Ahora llega el verano y empieza a ver uno aquí y allá recomendaciones para ocupar las horas muertas con lecturas, que se unen a las campañas de promoción bienintencionadas pero un poco falsarias -como aquella protagonizada por un simio cuyo eslogan aseguraba que leer era lo que nos diferenciaba de los simios, como si no nos diferenciara de ellos también la silla eléctrica, los mundiales de natación y hacer anuncios protagonizados por simios. Yo creo que la mejor campaña la conseguiría quien fuera capaz de enseñar a un lector, como esa viajera que ha vuelto a sonreír, quizá porque Humbert Humber ha hecho una de las suyas, como un lugar milagroso en cuyo interior trescientos soldados se disponen a morir en las Termópilas, Emma Bovary sueña con una vida menos aplastada por las convenciones, un loco llamado Zaratustra que se ha acogido a las sombras de una montaña dice que no debemos creer en ningún Dios que no sepa bailar, un hombre lee libros de caballerías y entiende que debe abandonarlos para acudir a los caminos a desfacer entuertos y tantas otras historias que están ahí, en nuestro interior, esperando ser talladas mediante la lectura.
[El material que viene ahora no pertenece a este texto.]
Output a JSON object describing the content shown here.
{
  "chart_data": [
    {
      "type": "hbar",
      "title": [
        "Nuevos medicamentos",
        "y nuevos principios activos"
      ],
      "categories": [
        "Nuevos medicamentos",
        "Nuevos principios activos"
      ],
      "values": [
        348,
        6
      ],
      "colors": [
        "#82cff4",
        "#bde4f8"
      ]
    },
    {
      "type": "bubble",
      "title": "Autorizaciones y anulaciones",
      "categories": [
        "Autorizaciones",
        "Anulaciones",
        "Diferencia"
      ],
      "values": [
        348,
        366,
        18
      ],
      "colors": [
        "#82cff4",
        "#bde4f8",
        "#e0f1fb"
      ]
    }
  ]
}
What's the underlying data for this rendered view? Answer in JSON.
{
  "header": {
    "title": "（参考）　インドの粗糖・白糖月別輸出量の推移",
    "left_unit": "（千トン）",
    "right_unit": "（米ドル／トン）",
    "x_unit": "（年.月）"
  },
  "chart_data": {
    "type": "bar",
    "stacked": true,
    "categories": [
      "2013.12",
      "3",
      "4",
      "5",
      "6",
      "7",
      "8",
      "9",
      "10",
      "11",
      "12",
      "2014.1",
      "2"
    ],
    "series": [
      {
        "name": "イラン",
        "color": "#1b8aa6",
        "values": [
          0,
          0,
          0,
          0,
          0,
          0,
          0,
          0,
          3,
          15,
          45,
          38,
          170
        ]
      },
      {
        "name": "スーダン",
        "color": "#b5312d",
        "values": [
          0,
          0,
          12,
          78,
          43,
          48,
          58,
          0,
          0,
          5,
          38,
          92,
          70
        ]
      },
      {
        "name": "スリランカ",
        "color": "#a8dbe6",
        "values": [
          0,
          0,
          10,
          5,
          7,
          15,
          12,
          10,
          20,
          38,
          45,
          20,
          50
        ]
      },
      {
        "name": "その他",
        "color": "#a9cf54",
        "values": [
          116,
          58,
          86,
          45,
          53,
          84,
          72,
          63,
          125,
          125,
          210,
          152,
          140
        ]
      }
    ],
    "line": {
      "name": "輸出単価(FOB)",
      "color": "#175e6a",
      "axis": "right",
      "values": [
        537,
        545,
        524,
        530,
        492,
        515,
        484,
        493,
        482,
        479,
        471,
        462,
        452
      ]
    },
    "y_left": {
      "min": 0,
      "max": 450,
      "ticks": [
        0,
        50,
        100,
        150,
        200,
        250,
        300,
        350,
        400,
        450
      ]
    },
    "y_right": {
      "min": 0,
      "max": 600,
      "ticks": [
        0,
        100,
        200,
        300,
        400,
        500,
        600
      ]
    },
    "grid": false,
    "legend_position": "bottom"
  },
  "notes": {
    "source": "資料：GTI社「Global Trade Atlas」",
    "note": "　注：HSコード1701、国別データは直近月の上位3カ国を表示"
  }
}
Somos el lugar de un milagro antiguo. Que haya tanta gente dispuesta a renunciar a ese milagro en este tren lleno de gente que se aburre, deprime sí, pero no lo suficiente como para apagar la certeza de que ese milagro se está produciendo en este mismo instante en el interior de esa muchacha que, otra vez (¿qué estará haciendo Humbert Humbert ahora en su interior?) vuelve a sonreír.